The strong tie between the EU and South Africa gives meaningful reasons for the EU companies to collaborate with the South African companies in the ICT sector.  The following are some additional factors that may justify a stronger focus on South Africa for ICT opportunities:

  1. It offers a first world development infrastructure and a growing emerging market.
  2. The investment lies in its multiplicity of sectors and industries.
  3. It is a major trading nation, exporting and importing more than €148 billion worth of goods every year, from a location that makes it an ideal gateway into African and other global markets.10
  4. It has numerous trade agreements that provide an export platform into global markets.
  5. With colossal government spending on infrastructure, South Africa has the largest air and port network that links into the African continent.
  6. South Africa produces an abundance of skilled, talented and capable workforce and offers a diversified skill set, emerging talent, large pool of trainable labour, and government support for training and skills development.
  7. South Africa is the multinationals’ location of choice. Global corporates reap benefits of doing business in South Africa, with its growing and supportive ecosystem as a hub for digital innovation.
  8. South Africa provides better political stability and a stable macroeconomic environment compared to other countries in Africa. 

 

Cluster and Collaboration

The European Cluster Collaboration Platform (ECCP) offers a cluster community, support services for cluster collaboration within Europe and beyond. Some of the European cluster partnerships in the ICT sector that target South Africa for internationalisation are as follows:  

  1. SENTINEL - Cluster Network for Hospitality Sustainable Development and Internationalization.
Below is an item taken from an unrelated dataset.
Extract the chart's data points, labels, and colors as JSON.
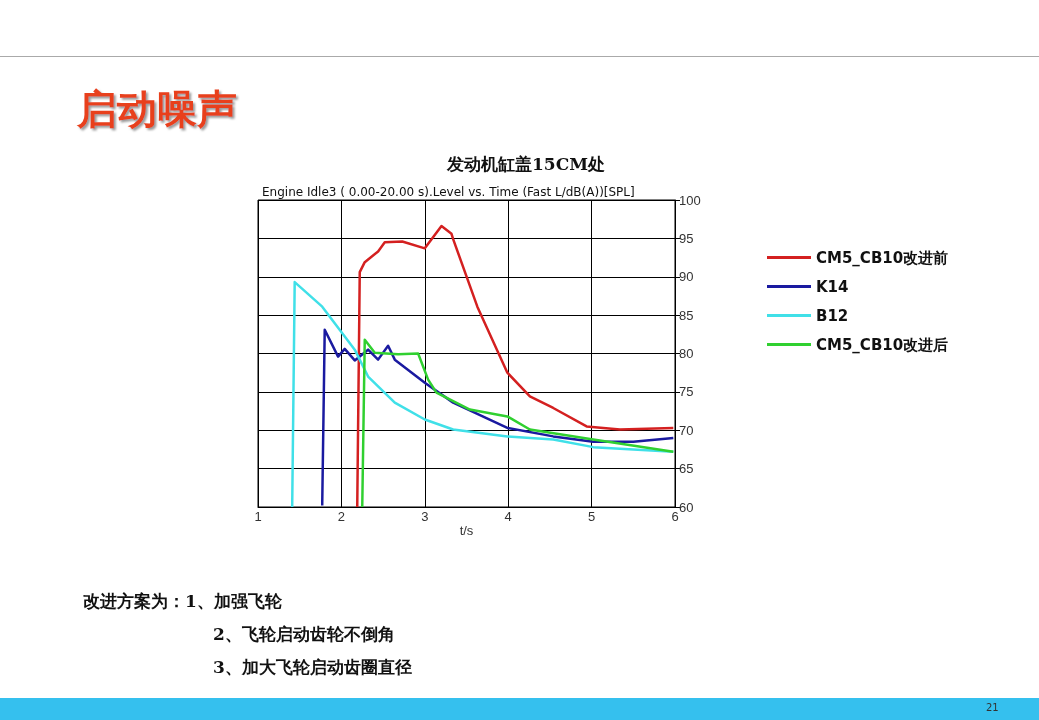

SENTINEL is a cluster network enabling SMEs going international, integrating themselves in a global value chain, towards emerging markets in the hospitality sector.
  2. SpaceWave - The SpaceWave consortium plans to study the international markets and trends in the Blue Growth Economy in particular: explore Blue Growth market trends; extract, within these trends, sectoral challenges where Earth observation data could provide value-added solutions for Blue Growth; identify the current and future commercial and technological potential of Earth Observation technologies in selected sectoral challenges and define the most promising; and identify clusters and business networks in targeted countries including South Africa.

 

Presence of ICT companies in South Africa

  1. Musato Technologies:  It is one of the leading ICT companies in South Africa with technological footprints throughout Africa and the world. They specialize in business process automation.
  2. VisionITSolved: Since its operation in 2012, the company has become a one-stop IT solution provider, delivering services in AI, blockchain, business intelligence and more.
  3. BCX: The Company has been at the forefront in the ICT area, especially in the Cloud or development of customised applications.